« Drugs have risks? | Main | mammograms »
June 07, 2007
Rivers North
I have finally starting reading The Rivers North of the Future: the Testament of Ivan Illich as told to David Cayley. It is fascinating, a conversation more than a treatise. There are some rather broad historical summaries, much like Rosenstock-Huessy. What follows are gross oversimplifications of his gross oversimplifications.
He states at one point that he did not go far enough in Medical Nemesis, that he missed the major point. The problem is not iatrogenesis as now commonly understood. It is rather that our bodies now are doctor-created. We think of ourselves in terms given to us by medicine. These great illustrations (that pretend they are depicting reality but are really artists’ renditions of various physico-chemical models) and the House animations of disease mechanisms give us a body that is very different from what our forebears were.
All of this comes from the change in the 12th century of the tool as an independent entity.
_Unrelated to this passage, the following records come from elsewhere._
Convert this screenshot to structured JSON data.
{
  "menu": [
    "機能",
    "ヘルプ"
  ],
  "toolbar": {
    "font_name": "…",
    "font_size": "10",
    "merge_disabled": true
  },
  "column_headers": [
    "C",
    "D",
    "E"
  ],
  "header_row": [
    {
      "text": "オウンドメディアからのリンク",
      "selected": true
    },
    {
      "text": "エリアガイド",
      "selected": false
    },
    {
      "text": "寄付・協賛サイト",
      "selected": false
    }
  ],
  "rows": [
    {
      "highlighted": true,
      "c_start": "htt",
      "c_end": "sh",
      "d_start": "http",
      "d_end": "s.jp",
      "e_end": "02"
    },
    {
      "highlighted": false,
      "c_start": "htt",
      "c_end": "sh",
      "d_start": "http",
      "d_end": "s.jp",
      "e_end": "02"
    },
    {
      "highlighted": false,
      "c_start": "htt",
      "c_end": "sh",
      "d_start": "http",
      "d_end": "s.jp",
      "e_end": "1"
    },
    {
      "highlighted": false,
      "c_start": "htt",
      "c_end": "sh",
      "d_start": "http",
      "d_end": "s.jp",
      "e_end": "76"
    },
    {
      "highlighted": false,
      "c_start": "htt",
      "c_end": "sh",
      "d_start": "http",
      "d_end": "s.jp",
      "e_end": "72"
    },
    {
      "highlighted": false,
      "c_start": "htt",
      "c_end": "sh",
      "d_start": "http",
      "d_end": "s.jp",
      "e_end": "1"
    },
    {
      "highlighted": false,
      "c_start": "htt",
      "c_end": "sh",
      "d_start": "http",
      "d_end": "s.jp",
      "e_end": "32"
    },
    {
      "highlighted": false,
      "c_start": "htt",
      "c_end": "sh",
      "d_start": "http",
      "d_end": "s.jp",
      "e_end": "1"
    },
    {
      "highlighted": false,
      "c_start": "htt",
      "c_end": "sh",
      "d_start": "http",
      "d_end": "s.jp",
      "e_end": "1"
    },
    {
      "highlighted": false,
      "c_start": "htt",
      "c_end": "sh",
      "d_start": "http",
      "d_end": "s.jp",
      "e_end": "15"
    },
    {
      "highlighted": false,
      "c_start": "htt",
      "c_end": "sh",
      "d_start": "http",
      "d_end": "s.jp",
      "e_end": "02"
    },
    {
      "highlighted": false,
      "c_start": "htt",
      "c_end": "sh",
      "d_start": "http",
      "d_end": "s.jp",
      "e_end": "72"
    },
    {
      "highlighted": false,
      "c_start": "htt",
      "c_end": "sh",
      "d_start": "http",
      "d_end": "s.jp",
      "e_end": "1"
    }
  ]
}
It took doctors another 6-8 centuries to view disease as an independent entity. All of this is related to the change in understanding about the Real Presence of Christ in the supper.
Illich views all of this as a perversion of the Church, and of the Incarnation, that was built into it from the very beginning. He refers to this as the “mystery of evil,” using Paul’s phrase to the Thessalonians. So Western Civ, modernism, is not post-Christian or developed Christian thought, but anti-Christian thought that is built into the very fabric of the Church. He wonders why God would do this. It seems to me that it is to mature us as a people.